Finance Minister Nirmala Sitharaman presented the Union Budget 2026-27 on February 1.
While there are no changes in income tax slabs or rates, the Budget brings several important updates that taxpayers should know before planning for the new financial year starting April 1, 2026.
The biggest changes relate to ITR deadlines, TDS rules, and taxpayer convenience.
Contents
New Income Tax Deadlines and Key Changes
The Budget has extended timelines to make compliance easier for taxpayers.
Revised ITRs can now be filed till March 31, instead of the earlier December 31 deadline, by paying a small fee.
ITR filing dates are staggered:
ITR-1 and ITR-2: Deadline remains July 31
Non-audit business cases and trusts: Deadline extended to August 31
A new automated system will allow small taxpayers to get lower or zero TDS certificates without visiting tax officers.
Other important announcements include:
Interest awarded by Motor Accident Claims Tribunals is now tax-free, with no TDS.

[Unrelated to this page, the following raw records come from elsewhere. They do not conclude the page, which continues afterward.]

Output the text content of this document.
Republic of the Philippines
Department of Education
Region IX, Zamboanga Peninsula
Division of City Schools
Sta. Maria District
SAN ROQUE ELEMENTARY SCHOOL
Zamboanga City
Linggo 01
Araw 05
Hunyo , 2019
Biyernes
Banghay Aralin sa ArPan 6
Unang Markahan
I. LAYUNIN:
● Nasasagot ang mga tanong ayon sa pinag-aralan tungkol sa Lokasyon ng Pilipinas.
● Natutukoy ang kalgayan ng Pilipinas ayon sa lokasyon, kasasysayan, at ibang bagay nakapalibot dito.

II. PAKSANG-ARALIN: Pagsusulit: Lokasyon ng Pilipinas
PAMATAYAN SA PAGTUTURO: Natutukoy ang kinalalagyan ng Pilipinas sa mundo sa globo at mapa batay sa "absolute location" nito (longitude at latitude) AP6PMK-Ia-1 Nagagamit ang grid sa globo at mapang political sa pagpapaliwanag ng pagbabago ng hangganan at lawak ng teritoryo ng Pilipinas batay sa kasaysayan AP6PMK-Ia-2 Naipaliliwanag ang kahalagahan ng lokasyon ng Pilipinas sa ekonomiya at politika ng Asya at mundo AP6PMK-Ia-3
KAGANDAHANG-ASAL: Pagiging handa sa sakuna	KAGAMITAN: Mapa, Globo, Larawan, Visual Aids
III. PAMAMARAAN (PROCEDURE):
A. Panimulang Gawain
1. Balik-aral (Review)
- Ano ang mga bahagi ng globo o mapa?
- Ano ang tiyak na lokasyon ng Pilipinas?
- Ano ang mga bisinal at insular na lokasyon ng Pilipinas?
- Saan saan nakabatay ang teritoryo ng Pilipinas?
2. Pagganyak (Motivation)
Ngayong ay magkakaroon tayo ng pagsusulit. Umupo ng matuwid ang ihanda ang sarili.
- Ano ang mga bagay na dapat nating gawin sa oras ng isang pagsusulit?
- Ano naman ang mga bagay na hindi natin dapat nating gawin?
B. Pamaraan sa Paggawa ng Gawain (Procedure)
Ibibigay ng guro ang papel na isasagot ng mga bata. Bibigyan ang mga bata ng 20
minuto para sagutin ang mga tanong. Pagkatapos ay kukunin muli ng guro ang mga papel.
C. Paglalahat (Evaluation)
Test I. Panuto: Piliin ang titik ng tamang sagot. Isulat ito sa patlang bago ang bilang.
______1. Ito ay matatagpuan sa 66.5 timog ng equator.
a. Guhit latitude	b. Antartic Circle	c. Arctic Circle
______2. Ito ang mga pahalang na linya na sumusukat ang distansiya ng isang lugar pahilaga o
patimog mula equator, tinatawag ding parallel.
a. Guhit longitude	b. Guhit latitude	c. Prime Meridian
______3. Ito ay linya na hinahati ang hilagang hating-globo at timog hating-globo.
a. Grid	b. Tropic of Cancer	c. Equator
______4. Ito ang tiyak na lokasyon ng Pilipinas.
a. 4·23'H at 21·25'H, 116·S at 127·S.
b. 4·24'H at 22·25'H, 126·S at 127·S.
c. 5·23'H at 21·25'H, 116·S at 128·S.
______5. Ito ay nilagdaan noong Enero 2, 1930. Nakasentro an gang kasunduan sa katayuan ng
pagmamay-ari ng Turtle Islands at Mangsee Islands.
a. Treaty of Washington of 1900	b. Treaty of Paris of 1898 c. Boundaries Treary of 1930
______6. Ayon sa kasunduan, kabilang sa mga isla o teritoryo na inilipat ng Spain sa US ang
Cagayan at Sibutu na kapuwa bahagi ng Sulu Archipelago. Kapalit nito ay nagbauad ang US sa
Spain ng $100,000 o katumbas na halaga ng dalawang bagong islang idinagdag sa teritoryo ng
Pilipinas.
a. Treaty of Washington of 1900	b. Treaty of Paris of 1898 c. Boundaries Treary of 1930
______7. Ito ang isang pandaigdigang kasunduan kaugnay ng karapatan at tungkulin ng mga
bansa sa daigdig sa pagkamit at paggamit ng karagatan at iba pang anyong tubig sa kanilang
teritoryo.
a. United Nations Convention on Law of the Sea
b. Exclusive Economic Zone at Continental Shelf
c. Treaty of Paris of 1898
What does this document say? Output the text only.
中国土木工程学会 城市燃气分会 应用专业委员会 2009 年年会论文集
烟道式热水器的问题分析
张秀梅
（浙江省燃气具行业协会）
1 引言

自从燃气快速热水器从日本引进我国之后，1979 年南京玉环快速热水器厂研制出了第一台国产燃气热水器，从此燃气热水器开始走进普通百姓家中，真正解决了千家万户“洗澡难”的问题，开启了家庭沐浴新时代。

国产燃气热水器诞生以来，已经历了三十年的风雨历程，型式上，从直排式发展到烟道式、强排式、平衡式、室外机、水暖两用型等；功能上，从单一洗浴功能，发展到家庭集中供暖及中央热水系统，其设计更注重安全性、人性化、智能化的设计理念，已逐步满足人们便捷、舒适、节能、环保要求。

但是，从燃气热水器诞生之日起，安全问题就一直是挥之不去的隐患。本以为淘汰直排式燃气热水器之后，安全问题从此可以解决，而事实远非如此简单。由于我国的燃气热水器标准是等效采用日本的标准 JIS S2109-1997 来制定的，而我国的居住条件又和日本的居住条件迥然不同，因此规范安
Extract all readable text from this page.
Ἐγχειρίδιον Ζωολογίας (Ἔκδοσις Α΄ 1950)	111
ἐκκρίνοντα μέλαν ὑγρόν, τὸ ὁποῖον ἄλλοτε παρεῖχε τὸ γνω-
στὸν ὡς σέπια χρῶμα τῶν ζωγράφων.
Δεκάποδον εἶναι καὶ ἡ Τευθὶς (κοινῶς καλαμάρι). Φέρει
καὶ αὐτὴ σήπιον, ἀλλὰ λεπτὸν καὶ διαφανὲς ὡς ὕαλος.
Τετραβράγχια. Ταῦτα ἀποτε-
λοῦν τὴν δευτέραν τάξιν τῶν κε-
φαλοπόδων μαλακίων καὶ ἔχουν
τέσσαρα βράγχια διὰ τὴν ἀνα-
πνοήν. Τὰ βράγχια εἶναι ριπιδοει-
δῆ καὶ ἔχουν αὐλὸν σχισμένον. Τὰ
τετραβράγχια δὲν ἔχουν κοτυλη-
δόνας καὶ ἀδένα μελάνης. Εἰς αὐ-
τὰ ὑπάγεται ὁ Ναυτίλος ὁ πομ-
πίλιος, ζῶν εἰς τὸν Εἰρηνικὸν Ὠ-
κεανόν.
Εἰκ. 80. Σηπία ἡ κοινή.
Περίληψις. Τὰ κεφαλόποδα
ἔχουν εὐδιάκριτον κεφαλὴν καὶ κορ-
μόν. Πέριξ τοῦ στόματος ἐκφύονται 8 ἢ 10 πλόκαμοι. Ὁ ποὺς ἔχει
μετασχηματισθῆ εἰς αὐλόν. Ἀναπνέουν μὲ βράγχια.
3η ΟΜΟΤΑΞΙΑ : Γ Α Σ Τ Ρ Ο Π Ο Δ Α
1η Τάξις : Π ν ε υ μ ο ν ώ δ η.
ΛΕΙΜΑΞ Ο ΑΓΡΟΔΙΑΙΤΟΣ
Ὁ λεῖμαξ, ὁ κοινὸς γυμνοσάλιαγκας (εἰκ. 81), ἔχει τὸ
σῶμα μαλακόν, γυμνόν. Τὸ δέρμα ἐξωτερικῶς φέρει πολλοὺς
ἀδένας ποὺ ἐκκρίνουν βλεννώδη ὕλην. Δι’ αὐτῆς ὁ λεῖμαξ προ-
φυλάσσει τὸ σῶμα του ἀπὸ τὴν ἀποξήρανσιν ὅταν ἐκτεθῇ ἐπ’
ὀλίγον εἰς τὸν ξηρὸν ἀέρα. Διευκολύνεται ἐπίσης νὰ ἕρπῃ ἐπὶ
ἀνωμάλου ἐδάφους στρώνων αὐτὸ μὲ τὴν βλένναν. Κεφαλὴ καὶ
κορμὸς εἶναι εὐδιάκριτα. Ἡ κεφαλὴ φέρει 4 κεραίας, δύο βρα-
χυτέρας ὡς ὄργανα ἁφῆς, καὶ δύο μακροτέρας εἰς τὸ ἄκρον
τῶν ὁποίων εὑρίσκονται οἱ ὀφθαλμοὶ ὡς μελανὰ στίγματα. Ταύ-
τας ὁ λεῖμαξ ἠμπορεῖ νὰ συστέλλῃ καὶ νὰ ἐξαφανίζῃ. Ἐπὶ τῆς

TCS on overseas tour packages reduced to 2%.
The same 2% TCS rate applies to education and medical remittances under LRS.
For property bought from non-residents, TDS will be paid using the buyer’s PAN, removing the need for a TAN.
New Income Tax Regime: Still the Default Option
The new tax regime continues as the default for FY 2026-27.
Under this regime, individuals earning up to ₹12 lakh a year are effectively exempt from income tax on normal income.
This exemption does not apply to special incomes such as capital gains.
Salaried taxpayers can still opt for the old regime while filing returns, but belated returns can only be filed under the new regime.
New Tax Regime Slabs
₹0 to ₹4 lakh: Nil
₹4 lakh to ₹8 lakh: 5%
₹8 lakh to ₹12 lakh: 10%
₹12 lakh to ₹16 lakh: 15%
₹16 lakh to ₹20 lakh: 20%
₹20 lakh to ₹24 lakh: 25%
Above ₹24 lakh: 30%
Benefits Under the New Regime
Standard deduction of ₹75,000 for salaried employees and pensioners
Section 87A rebate for resident taxpayers with income up to ₹12 lakh
NPS deduction up to 14% of basic salary under Section 80CCD(2)
Old Tax Regime: Best for Those with Deductions
The old tax regime continues for taxpayers who claim multiple exemptions and deductions. These include:
Section 80C deductions up to ₹1.5 lakh (PPF, ELSS, LIC)
House Rent Allowance (HRA) and Leave Travel Allowance (LTA)
Home loan interest under Section 24
Health insurance premiums under Section 80D
Education loan interest under Section 80E
Standard deduction of ₹50,000 for salaried individuals
Old Regime Tax Slabs
For individuals below 60 years:
Up to ₹2.5 lakh: Nil
₹2.5 lakh to ₹5 lakh: 5%
₹5 lakh to ₹10 lakh: 20%
Above ₹10 lakh: 30%
Senior citizens (60–80 years):
Up to ₹3 lakh: Nil
Above ₹10 lakh: 30%
Super senior citizens (80+ years):
Up to ₹5 lakh: Nil
Above ₹10 lakh: 30%
Which Tax Regime Should You Choose?
Tax experts say the right choice depends on income level and deductions.
If your annual income is up to ₹12 lakh, the new tax regime is likely to be more beneficial for most people.
However, the old regime may suit you better if you claim large deductions, pay home loan interest, invest heavily in tax-saving schemes, receive HRA or LTA, or are a senior citizen with multiple exemptions.
Final Takeaway
Budget 2026-27 focuses on ease of compliance rather than changing tax rates.
With extended deadlines, lower TCS, and simpler processes, taxpayers get more flexibility.
Choosing between the old and new tax regimes now depends less on rates and more on how well you use available deductions and benefits.